It’s no secret that money is key when it comes to all human endeavors, and whether you believe the words to be sacred or not, we do all understand that the phrase “The love of money is the root of all evil” has more than a little truth to it.
And even before the informant Deep Throat advised reporters Bob Woodward and Carl Bernstein to “follow the money” to get to the heart of the Watergate story, we’ve known that money and politics are enmeshed. It’s even worse for the public if voters can’t tell who is funding political campaigns. How are we to know if legislative votes are being bought and paid for, or if administration policies—at the federal, state and local level—are directed to benefit big-bucks campaign donors if we can’t figure out who is behind the campaign?
That’s the main problem with everything from the Citizens United decision by the U.S. Supreme Court—which ruled that corporations could make unlimited donations to political action committees and campaigns that were not affiliated with a candidate—to campaign disclosure laws that don’t have enough in the way of enforcement.
We need to know who is paying for politics in order to be sure that our government is not for sale to the highest bidder. We need to know who is funding campaigns so that we can decide whether their interest in the issue is in the public interest or merely self-serving.
We need to know who is paying the bills so that we can tell who is really calling the shots.
And that’s what new legislation, Assembly Bill 1648, the California Disclose Act, would help accomplish. Introduced by Assemblywoman Julia Brownley (D-Malibu) and supported by the California Clean Money Campaign, A.B. 1648 would increase transparency in campaign advertising by requiring that the three largest funders of political advertising be clearly identified by both their name and logo.

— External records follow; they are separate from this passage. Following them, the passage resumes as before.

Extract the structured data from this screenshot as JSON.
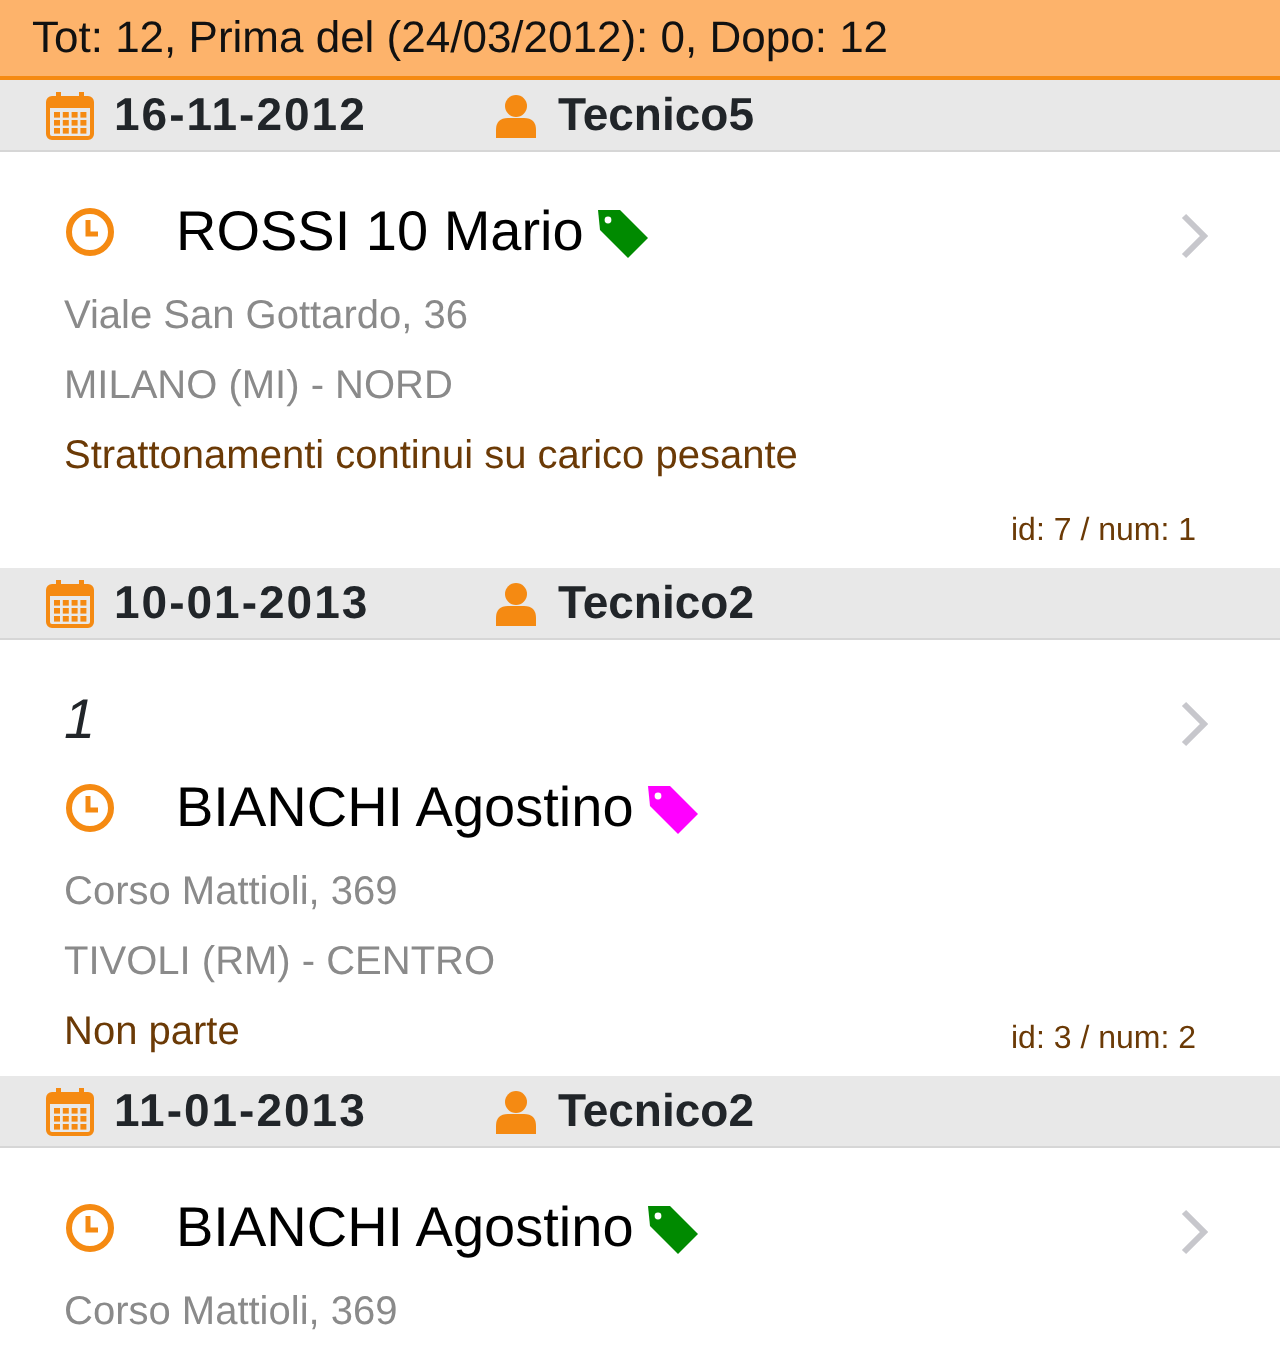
{
  "summary": "Tot: 12, Prima del (24/03/2012): 0, Dopo: 12",
  "groups": [
    {
      "date": "16-11-2012",
      "technician": "Tecnico5",
      "item": {
        "name": "ROSSI 10 Mario",
        "color": "#008a00",
        "address": "Viale San Gottardo, 36",
        "city": "MILANO (MI) - NORD",
        "description": "Strattonamenti continui su carico pesante",
        "id_label": "id: 7 / num: 1"
      }
    },
    {
      "date": "10-01-2013",
      "technician": "Tecnico2",
      "item": {
        "note": "1",
        "name": "BIANCHI Agostino",
        "color": "#ff00ff",
        "address": "Corso Mattioli, 369",
        "city": "TIVOLI (RM) - CENTRO",
        "description": "Non parte",
        "id_label": "id: 3 / num: 2"
      }
    },
    {
      "date": "11-01-2013",
      "technician": "Tecnico2",
      "item": {
        "name": "BIANCHI Agostino",
        "color": "#008a00",
        "address": "Corso Mattioli, 369"
      }
    }
  ]
}
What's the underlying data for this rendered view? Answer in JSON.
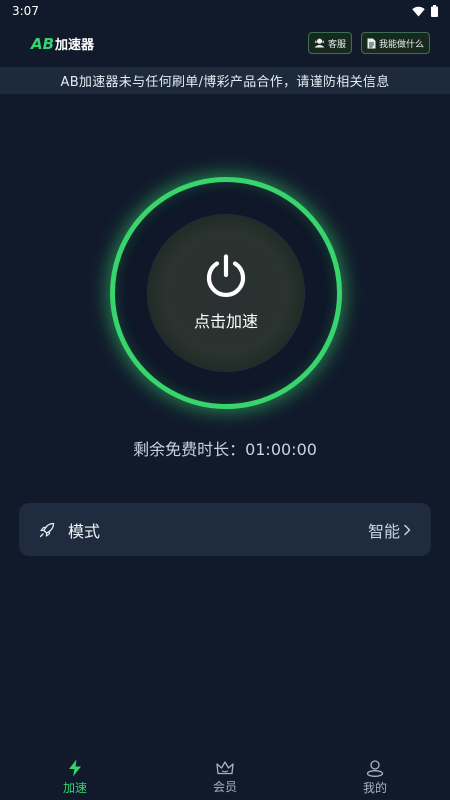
{
  "status_bar": {
    "time": "3:07"
  },
  "header": {
    "logo_ab": "AB",
    "logo_text": "加速器",
    "buttons": [
      {
        "label": "客服",
        "icon": "customer-service-icon"
      },
      {
        "label": "我能做什么",
        "icon": "document-icon"
      }
    ]
  },
  "notice": "AB加速器未与任何刷单/博彩产品合作，请谨防相关信息",
  "power": {
    "label": "点击加速",
    "icon": "power-icon"
  },
  "remaining": "剩余免费时长：01:00:00",
  "mode": {
    "label": "模式",
    "value": "智能",
    "icon": "rocket-icon"
  },
  "tabs": [
    {
      "label": "加速",
      "icon": "lightning-icon",
      "active": true
    },
    {
      "label": "会员",
      "icon": "crown-icon",
      "active": false
    },
    {
      "label": "我的",
      "icon": "profile-icon",
      "active": false
    }
  ],
  "colors": {
    "accent": "#35d46e",
    "background": "#111a2b",
    "card": "#1f2c40"
  }
}
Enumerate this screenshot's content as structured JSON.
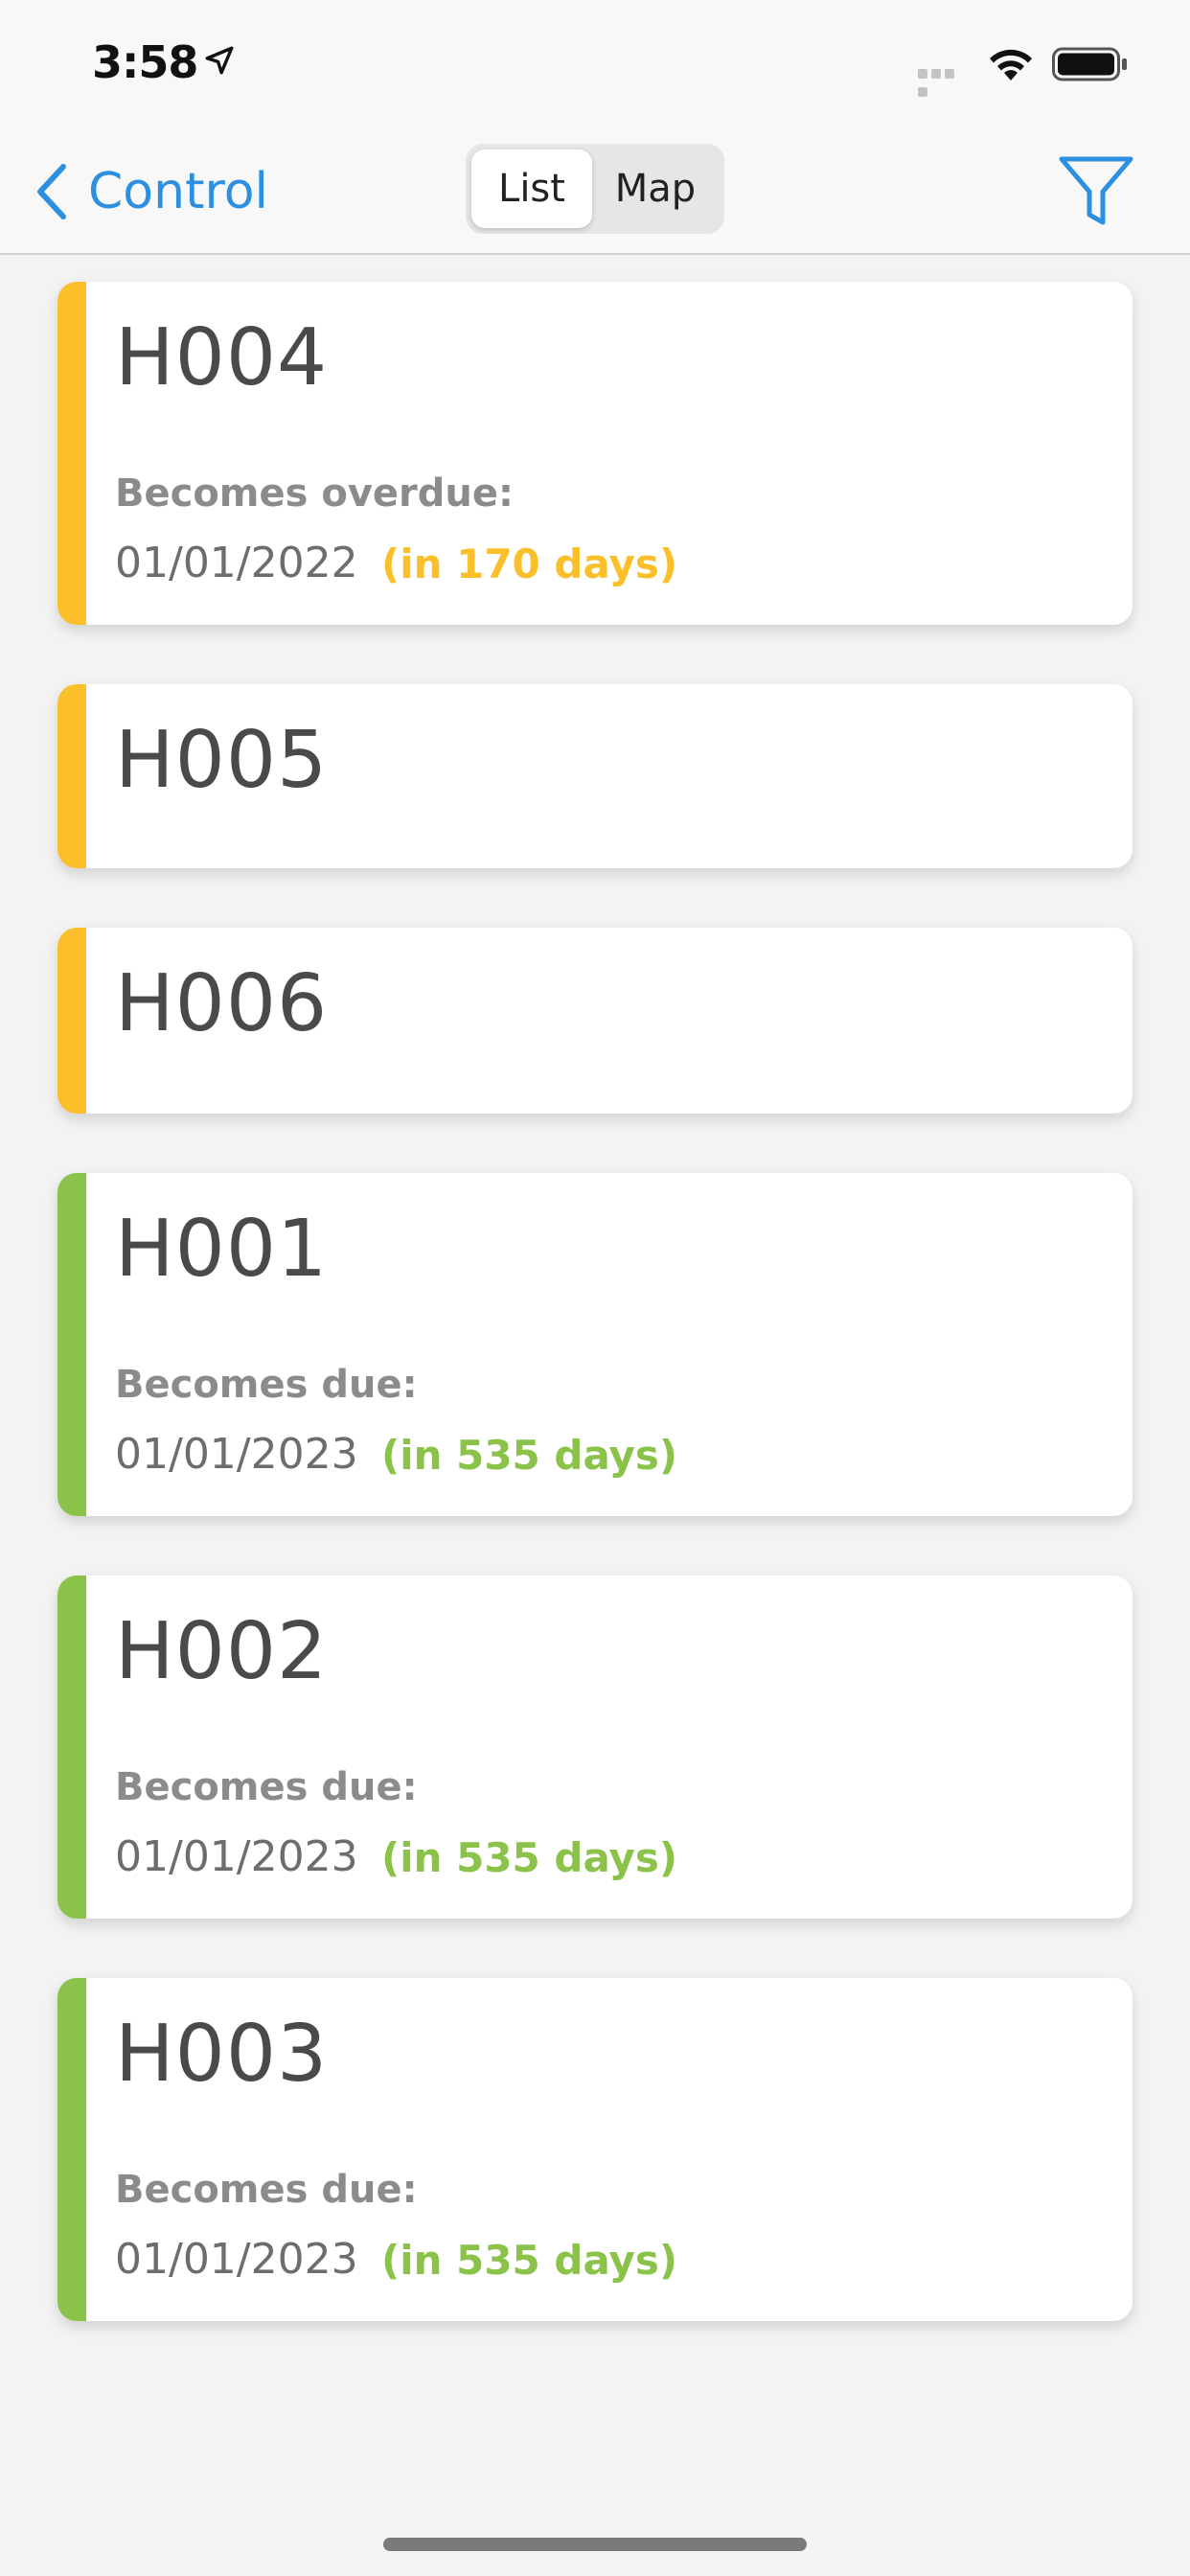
{
  "status": {
    "time": "3:58"
  },
  "nav": {
    "back_label": "Control",
    "segments": {
      "list": "List",
      "map": "Map"
    }
  },
  "colors": {
    "accent": "#2d8fe0",
    "warning": "#fbbf2a",
    "ok": "#8bc34a"
  },
  "cards": [
    {
      "title": "H004",
      "label": "Becomes overdue:",
      "date": "01/01/2022",
      "relative": "(in 170 days)",
      "status": "warning"
    },
    {
      "title": "H005",
      "status": "warning"
    },
    {
      "title": "H006",
      "status": "warning"
    },
    {
      "title": "H001",
      "label": "Becomes due:",
      "date": "01/01/2023",
      "relative": "(in 535 days)",
      "status": "ok"
    },
    {
      "title": "H002",
      "label": "Becomes due:",
      "date": "01/01/2023",
      "relative": "(in 535 days)",
      "status": "ok"
    },
    {
      "title": "H003",
      "label": "Becomes due:",
      "date": "01/01/2023",
      "relative": "(in 535 days)",
      "status": "ok"
    }
  ]
}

The provisions of this bill would apply to all political advertising—including mass mailers, TV ads on ballot measures, initiatives and candidates—whether paid for by corporations, unions or wealthy individuals. It will make sure that advertisements provide access to more information about who is paying for what, and it’s specifically designed to pull the curtain back and reveal the man—or woman—for all to see.
That’s right, Toto. A.B. 1648 will mean that we can pay attention to what’s happening behind the curtain.
If an oil company is behind energy legislation, we should know. If a food company is behind labeling legislation, we should know. If a group with unsavory ideals is pushing an initiative, we should know.
In order to wade through the political muck, we need to be able to follow the money.
The California Disclose Act is a step toward a more transparent process, and we urge readers to contact their state legislators to support its passage.